In fact, I went back and took a screenshot of the dial in the lighthouse, specifically, who was Candidate #108:

Screenshot of Lost

It appears to me that someone named “Wallace” must factor in heavily to the show. But as the name’s crossed out, it must be someone who’s dead, right?

My first guess? Biggie Smalls.

Yes, rapper Notorious B.I.G.’s real name was “Christopher Wallace”. And he’s dead.

But what would the Island want with him? He’d probably bring Puff Daddy along, and who really needs that kind of drama?

So we move to our second choice – William Wallace.

Hey, if you were stuck on a jungle island with a smoke monster, wouldn’t you want Braveheart around?

Third choice? Surprisingly Wallace of “Wallace and Gromit” fame.

Although I’m not sure he’s dead, so he might not qualify.

Another Wallace who is dead, and who really should have been shipped off to an island somewhere, is George Wallace, racist, er … “segregationist” governor of Alabama.

Although if he ended up on the island, he’d probably be able to walk again. Don’t know if we need that.

And lastly, for the Mainers out there, I present Senate Minority then Majority Leader Wallace H. White, Jr. Not much to say there, except I like to throw a little history at you, on occasion.

So who do you think it is? Or was Candidate #108 merely a ruse to get Hurley and Jack into the Lighthouse? I’m sure we’ll find out soon …

William Edwards Moves to Otisfield

Tuesday, February 16th, 2010

A little Edwards family history story for Tuesday. It was 213 years ago today that my ancestors moved to Maine.
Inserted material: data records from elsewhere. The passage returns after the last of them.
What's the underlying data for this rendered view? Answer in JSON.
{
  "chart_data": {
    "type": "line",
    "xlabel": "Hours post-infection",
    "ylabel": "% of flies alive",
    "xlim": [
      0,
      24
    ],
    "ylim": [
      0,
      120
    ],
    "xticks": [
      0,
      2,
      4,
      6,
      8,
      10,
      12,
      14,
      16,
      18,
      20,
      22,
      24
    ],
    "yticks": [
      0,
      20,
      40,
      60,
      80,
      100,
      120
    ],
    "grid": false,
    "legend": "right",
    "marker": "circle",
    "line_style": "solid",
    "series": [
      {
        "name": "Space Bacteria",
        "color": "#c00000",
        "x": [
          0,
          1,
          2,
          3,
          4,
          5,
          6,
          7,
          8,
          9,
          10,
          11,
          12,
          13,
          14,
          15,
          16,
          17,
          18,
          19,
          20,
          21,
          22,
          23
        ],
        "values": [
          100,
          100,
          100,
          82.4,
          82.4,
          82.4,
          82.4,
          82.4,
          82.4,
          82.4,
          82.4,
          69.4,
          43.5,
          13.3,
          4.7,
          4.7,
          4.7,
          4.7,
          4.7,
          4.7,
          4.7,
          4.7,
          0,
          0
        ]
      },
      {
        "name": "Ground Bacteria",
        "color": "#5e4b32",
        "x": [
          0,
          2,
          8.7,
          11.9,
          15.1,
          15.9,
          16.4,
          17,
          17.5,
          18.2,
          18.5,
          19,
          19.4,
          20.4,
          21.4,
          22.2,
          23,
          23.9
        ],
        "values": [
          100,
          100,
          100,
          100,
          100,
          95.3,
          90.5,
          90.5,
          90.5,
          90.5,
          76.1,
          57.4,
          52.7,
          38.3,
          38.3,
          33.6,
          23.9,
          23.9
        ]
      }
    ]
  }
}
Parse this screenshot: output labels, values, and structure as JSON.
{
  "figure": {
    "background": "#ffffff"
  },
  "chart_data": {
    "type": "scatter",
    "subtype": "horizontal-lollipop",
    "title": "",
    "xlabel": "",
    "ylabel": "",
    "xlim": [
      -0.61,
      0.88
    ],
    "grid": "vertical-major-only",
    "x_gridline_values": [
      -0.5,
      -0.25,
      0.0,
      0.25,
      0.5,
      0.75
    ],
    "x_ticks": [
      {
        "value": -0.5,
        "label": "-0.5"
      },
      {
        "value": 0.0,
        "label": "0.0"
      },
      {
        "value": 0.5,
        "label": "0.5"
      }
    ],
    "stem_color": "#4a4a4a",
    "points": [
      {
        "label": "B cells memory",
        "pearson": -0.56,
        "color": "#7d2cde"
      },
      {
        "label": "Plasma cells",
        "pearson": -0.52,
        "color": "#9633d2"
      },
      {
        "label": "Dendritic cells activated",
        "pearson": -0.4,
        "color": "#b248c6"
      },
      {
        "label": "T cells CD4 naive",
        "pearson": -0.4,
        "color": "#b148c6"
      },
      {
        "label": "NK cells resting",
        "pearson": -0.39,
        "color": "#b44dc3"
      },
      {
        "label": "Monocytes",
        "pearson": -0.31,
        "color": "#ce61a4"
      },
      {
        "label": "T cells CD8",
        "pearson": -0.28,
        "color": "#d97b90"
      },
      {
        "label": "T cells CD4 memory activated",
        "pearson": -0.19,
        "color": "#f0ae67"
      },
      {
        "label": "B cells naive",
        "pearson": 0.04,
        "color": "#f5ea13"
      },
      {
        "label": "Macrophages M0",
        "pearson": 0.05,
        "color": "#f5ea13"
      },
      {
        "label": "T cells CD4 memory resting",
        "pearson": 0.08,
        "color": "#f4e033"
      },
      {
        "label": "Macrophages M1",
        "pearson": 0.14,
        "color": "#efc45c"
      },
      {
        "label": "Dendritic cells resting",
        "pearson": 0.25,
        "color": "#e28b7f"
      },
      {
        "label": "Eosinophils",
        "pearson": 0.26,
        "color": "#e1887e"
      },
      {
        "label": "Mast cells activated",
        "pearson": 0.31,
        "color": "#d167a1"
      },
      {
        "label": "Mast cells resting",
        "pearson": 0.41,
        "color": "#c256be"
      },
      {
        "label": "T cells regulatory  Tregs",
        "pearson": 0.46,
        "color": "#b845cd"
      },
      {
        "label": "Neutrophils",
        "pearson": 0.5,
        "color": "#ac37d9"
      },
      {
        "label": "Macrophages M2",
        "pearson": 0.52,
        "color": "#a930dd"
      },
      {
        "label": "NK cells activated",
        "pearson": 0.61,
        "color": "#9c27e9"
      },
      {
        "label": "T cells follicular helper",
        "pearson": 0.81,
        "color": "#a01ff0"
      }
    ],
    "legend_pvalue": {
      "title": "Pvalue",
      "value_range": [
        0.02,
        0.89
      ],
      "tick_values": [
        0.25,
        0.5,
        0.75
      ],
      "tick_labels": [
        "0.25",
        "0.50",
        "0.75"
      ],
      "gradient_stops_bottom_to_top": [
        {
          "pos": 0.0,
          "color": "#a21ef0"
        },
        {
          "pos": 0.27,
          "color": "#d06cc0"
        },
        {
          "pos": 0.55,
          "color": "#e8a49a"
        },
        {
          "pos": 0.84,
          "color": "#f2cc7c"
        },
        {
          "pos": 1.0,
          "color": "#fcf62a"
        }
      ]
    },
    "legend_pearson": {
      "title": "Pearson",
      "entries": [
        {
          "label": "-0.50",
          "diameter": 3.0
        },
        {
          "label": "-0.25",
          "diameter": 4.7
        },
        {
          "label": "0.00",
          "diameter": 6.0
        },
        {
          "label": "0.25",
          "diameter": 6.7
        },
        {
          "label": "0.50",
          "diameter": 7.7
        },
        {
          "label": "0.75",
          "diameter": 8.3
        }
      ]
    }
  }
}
My great-grandfather’s great-grandfather, William Edwards, made the trek from Gilmanton, New Hampshire to Otisfield arriving on February 16, 1797.

Luckily the story was recorded by one of his descendants and published in 1916. Llewellyn Nathaniel Edwards, the gentleman who was the engineer on the Cribstone Bridge between Bailey Island and Orr’s Island in Harpswell wrote A Genealogical Record of the Descendants of John Edwards from which we borrow the following:

“William arrived in Otisfield, Me., Feb. 16, 1797. On the way from Gilmanton, he stopped in Gorham, Me., taking dinner with his brother, Richard. His son Simeon had previously come to Gorham and stayed with his uncle until the arrival of his father, when he accompanied him to Otisfield. The family and all household possessions were moved on a single ox sled. Over the stakes of the sled bed quilts were drawn to protect his wife and children and to furnish them shelter at night. The last eight miles of the journey was through the virgin forest, over trackless snow, “blazed” trees being the only guidance.

“It had been agreed between William and another party, probably the Proprietors of Otisfield that “they would have his house built by Feb. 15th.” As only the walls, however, were up, the family was obliged to pass the first night in a house which had the starry vault of a February sky as a roof.” (pg 220)

What kills me, I mean, besides the “not having a roof”, is that the last eight miles was forest. And that it was February.

Oh yeah, another thing. William’s wife Lydia (Baker) Edwards was pregnant, I’d say about six months so. She gave birth to baby Ephraham on May 17, 1797.

Ephraham ended up having a baby boy named … Joshua Edwards. He died in New Orleans during the Civil War, but that’s another story for another day.